Court Opinion

ID: 3520443
Source: CourtListenerOpinion
Date Created: 2016-07-05 22:32:10.236224+00
Date Added: 2024-06-11T09:21:35.781456
License: Public Domain

The controlling point in this case is not the fact, or extent, of the injuries suffered by the appellant, nor the probability that they were caused by the straps, but is whether the injuries were suffered as the result of the appellees' negligence. It is not enough to determine the cause of an injury. The testimony for the plaintiff herself by the attending nurses and physicians shows that the straps used were of a type generally employed by hospitals and that no similar injury had ever been known to result from such use. There was no testimony that such an injury was probable. It is not enough that a certain injury be possible, for no liability may rest upon suspicion, conjecture or mere possibility. Missouri Pac. Transp. Co. v. Beard, 179 Miss. 764,176 So. 156; Yazoo  M.V.R. Co. v. Lamensdorf, 180 Miss. 426,177 So. 50, 178 So. 80; Kramer Service, Inc., v. Wilkins, 184 Miss. 483,186 So. 625; Southern Ry. Co. v. Buse, 187 Miss. 752,193 So. 918; Equitable Life Assur. Soc. of United States v. Mitchell,201 Miss. 696, 29 So.2d 88.

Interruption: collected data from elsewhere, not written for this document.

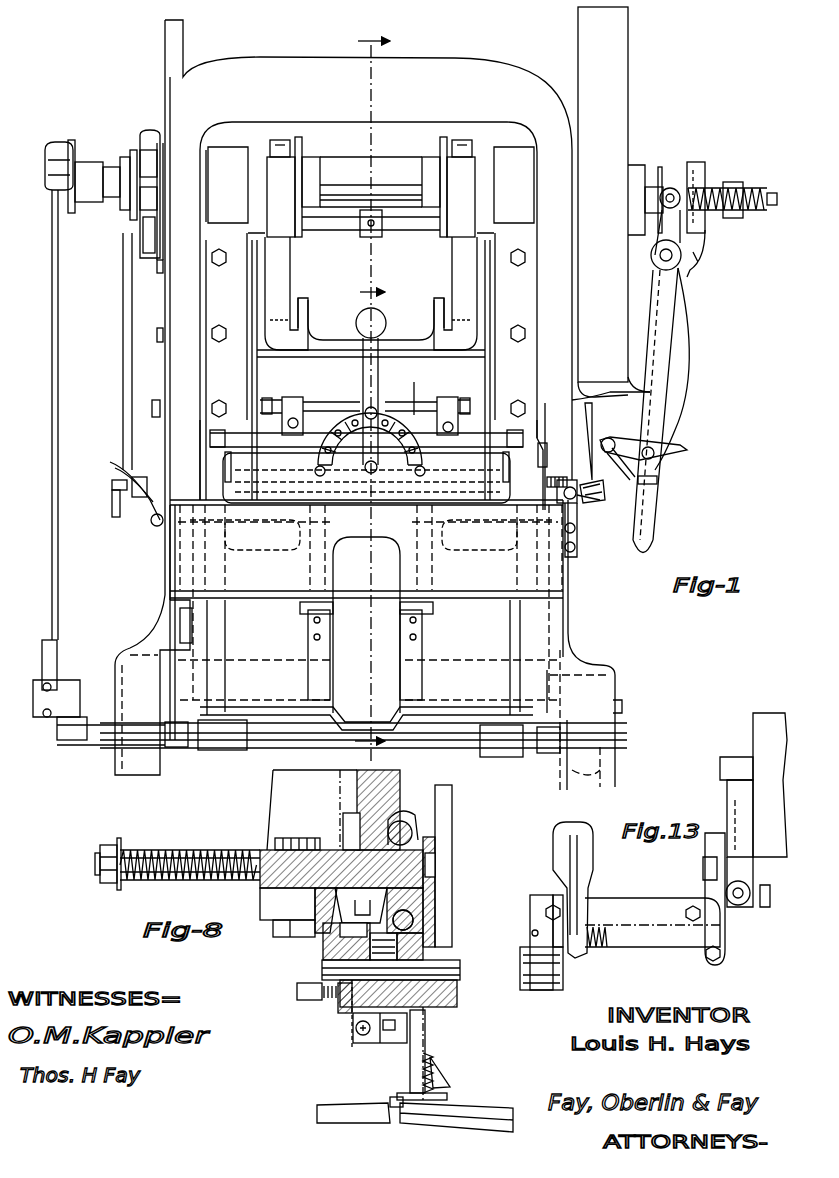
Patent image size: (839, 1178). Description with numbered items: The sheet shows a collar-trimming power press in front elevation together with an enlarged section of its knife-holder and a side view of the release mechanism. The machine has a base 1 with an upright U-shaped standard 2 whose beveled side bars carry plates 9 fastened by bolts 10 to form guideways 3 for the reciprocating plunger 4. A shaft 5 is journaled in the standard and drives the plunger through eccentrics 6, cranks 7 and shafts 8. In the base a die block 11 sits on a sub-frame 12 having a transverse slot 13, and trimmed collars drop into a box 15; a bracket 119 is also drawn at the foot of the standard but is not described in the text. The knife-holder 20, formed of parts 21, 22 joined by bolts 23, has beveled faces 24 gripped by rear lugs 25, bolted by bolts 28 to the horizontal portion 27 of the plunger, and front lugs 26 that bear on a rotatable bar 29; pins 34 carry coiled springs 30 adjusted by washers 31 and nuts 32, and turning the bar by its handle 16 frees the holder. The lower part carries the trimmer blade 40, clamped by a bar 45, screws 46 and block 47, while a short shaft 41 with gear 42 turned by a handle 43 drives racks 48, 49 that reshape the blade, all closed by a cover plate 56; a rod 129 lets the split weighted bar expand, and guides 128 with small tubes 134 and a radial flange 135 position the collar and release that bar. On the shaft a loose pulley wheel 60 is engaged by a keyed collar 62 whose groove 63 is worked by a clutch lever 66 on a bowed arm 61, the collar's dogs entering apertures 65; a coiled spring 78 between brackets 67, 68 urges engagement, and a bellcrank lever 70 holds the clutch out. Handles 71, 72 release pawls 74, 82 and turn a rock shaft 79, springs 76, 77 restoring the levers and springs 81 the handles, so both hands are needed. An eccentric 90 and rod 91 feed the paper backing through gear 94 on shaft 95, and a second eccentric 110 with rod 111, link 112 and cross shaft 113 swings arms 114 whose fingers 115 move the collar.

In FIG. 1, the base 1 is at (577, 656).
In FIG. 1, the upright U-shaped standard 2 is at (336, 73).
In FIG. 1, the guideways 3 is at (247, 372).
In FIG. 1, the plunger 4 is at (356, 393).
In FIG. 8, the plunger 4 is at (372, 788).
In FIG. 1, the shaft 5 is at (103, 165).
In FIG. 1, the eccentrics 6 is at (297, 148).
In FIG. 1, the cranks 7 is at (277, 272).
In FIG. 1, the shafts 8 is at (305, 313).
In FIG. 1, the plates 9 is at (468, 393).
In FIG. 1, the bolts 10 is at (214, 405).
In FIG. 8, the die block 11 is at (334, 1108).
In FIG. 8, the sub-frame 12 is at (470, 1115).
In FIG. 8, the slot 13 is at (392, 1100).
In FIG. 1, the box 15 is at (273, 598).
In FIG. 1, the handle 16 is at (415, 382).
In FIG. 8, the knife-holder 20 is at (335, 935).
In FIG. 8, the upper part of knife-holder 21 is at (340, 945).
In FIG. 8, the lower part of knife-holder 22 is at (311, 989).
In FIG. 8, the bolts 23 is at (361, 905).
In FIG. 8, the beveled faces 24 is at (320, 905).
In FIG. 8, the rear retaining lugs 25 is at (260, 898).
In FIG. 1, the front retaining lugs 26 is at (295, 402).
In FIG. 8, the horizontal portion of plunger 27 is at (300, 860).
In FIG. 8, the bolts 28 is at (325, 930).
In FIG. 1, the rotatably mounted bar 29 is at (389, 400).
In FIG. 8, the rotatably mounted bar 29 is at (410, 828).
In FIG. 8, the coiled springs 30 is at (183, 855).
In FIG. 8, the washers 31 is at (121, 842).
In FIG. 8, the nuts 32 is at (108, 845).
In FIG. 8, the pins 34 is at (95, 863).
In FIG. 1, the trimmer blade 40 is at (585, 470).
In FIG. 8, the trimmer blade 40 is at (352, 1030).
In FIG. 8, the short shaft 41 is at (455, 985).
In FIG. 8, the gear 42 is at (432, 947).
In FIG. 8, the handle 43 is at (452, 872).
In FIG. 8, the bar 45 is at (338, 1000).
In FIG. 8, the screws 46 is at (300, 996).
In FIG. 8, the block 47 is at (410, 1015).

The injuries suffered by appellant are grievous but must be considered damnum absque injuria unless it can *Page 701 
be shown that this injury was forseeable as a reasonable probability. A party is under no legal duty to guard against the improbable. There is nothing shown which would impose on the defendant an obligation to take precautions against that which it had no reason to foresee. Kramer Service, Inc., v. Wilkins, supra.
It may be that the burden of proof resting upon the plaintiff was insuperable, but our concern is not for the explanation but for the fact.
I do not find in this case an occasion to apply the doctrine res ipsa loquitur. This doctrine never supplies the cause of the injury but allows a deduction of negligence from an established cause. Sanders v. Smith, 200 Miss. 551, 27 So.2d 889.
I am authorized to state that the Chief Justice joins in this dissent.